With eight vignettes, it is no surprise that some are better than others. The horror fan in me prefers Mount Fuji in Red, but then the follow-up Weeping Demon is just silly, another version of Jacob Marley to haunt the still living.
Village of the Watermills would have you believe that country poverty is best. In America, the Amish have a life expectancy nearly the same as city folk. And they don't get to see any Kurosawa movies.
The Vincent Van Gogh segment is wish fulfillment, like Woody Allen's Midnight in Paris, where our dweeb everyman gets to go back in time and meet his heroes F. Scott Fitzgerald and Ernest Hemingway. But the art direction is undeniably interesting.

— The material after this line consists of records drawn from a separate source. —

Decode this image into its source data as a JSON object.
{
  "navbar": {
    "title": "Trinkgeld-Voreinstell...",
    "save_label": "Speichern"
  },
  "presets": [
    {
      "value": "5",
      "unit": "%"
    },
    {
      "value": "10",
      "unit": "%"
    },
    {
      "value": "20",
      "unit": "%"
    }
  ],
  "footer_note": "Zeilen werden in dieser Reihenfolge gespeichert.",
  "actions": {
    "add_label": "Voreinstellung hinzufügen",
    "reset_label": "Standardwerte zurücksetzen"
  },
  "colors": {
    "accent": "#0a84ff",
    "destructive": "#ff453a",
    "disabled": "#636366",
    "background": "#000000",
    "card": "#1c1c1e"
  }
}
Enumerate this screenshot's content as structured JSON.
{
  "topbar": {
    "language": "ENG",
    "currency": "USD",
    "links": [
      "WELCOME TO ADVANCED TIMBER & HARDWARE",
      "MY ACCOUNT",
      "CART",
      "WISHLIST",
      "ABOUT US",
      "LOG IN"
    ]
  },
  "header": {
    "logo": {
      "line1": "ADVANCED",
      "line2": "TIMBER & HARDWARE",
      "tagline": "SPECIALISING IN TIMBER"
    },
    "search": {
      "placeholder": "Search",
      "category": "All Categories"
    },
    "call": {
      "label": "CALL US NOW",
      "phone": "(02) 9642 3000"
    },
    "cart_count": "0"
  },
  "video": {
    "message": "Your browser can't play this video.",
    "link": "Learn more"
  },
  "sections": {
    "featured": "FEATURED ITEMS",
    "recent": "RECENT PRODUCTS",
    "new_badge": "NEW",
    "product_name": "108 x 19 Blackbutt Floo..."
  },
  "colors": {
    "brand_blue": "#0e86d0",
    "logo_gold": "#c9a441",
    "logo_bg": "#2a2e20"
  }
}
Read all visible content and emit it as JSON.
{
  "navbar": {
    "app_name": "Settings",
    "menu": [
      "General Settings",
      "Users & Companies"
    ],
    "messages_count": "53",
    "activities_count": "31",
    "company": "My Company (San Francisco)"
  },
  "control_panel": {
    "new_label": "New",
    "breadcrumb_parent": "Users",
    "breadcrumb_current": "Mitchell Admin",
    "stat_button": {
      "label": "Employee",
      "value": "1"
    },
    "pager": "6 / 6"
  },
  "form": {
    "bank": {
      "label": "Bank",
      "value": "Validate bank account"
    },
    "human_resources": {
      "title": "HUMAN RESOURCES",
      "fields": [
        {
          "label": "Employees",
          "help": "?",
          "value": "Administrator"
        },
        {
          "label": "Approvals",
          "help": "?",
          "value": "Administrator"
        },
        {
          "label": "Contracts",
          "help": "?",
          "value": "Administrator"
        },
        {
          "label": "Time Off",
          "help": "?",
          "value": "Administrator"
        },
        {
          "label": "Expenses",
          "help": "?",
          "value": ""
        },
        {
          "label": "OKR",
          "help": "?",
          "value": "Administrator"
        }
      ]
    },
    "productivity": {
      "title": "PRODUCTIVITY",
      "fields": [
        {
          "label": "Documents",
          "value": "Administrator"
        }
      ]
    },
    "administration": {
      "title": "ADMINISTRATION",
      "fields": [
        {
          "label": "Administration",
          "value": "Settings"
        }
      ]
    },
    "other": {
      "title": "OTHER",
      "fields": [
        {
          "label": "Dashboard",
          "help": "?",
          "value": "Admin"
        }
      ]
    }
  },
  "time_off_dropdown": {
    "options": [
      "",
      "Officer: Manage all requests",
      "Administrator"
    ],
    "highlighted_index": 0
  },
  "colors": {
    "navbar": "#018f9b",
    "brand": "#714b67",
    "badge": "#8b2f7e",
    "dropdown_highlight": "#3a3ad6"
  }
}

Most of the stories are exercises in guilt. The survivor officer is haunted by the troops who died under his command. The mountain climber is traumatized by the pending deaths of the men he is leading. The boy is ashamed his parents cut down the peach trees. The boy is guilty of the "crime" of watching cosplay foxes on parade. The man who knows all about radioactive isotopes admits he is partly responsible for the nuclear accident.
Fortunately, the final vignette shows a way to avoid all that guilt. Never leave the small village you were born in. Have no ambition. Accomplish nothing. Keep busy eking out a subsistence living, grow a long white beard like Gandalf, and you will live to be 103, just like Jiminy Cricket in I'm No Fool.